WP Leader: Stichting Katholieke Universiteit (Radboud University)
This WP focuses on topic detection and sentiment analysis for indirect translation evaluation.
Topic identification for indirect translation evaluation
We will apply topic detection methods to automatically identify course-related topics in MOOC data, i.e. in presentations, lecture subtitles, and MOOC forum posts. The approach adopted will be based on statistical topic modelling methods that automatically detect the latent topic structure of texts in a larger collection (e.g. all texts relating to a particular MOOC course). The task will be show-cased initially for English, German, and Dutch, drawing on existing normalization and tokenization software for preprocessing. Topic annotations provided from the crowdsourcing process (crowdsourcing activity 3) will be used for supervising the topic identification process, as well as evaluating it. After the third crowdsourcing activity, annotated text will help extend the applicability to the remaining target languages. Topic identification may be used for indirect machine translation evaluation. Applying the methodology to a source text, and to the translated text produced by the translation engine, two topic sets will be generated, one for each language. The degree of matching between the two sets is an implicit translation evaluation metric. The analysis of the results will reveal missing or erroneous elements in the training data that can be automatically corrected for re-training the translation engines and improving thereby the translation output in the second translation stage.

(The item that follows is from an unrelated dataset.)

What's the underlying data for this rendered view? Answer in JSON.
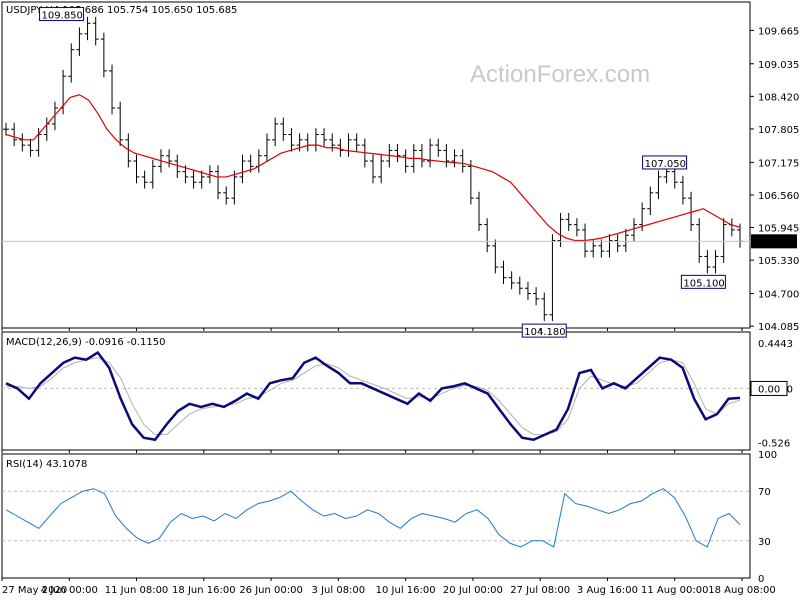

Sentiment analysis for indirect translation evaluation
Sentiment analysis aims at automatically extracting the opinion (positive/neutral/negative) expressed in a text segment. TraMOOC will apply sentiment analysis to text (i) posted on MOOC fora by MOOC users and students and (ii) posted on other social media referring to MOOC courses. The text in category (i) will be provided by the MOOC consortium partner, while category (ii) text will be collected by crawling social network sites with specific keywords and phrases that relate to MOOC content. All necessary steps will be taken in order to ensure protection of privacy issues regarding the posts. After the online translation service prototype has been delivered (System prototype – v.2) by M28, MOOC users will be able to apply the service to their individual courses and comment on the service output via posting. Sentiment analysis on these posts will aim at extracting the opinion of MOOC users regarding the translated material by using opinion mining techniques, and by taking into account also direct polarity indicators, such aslike users’ (up)votes and (dis)like hits.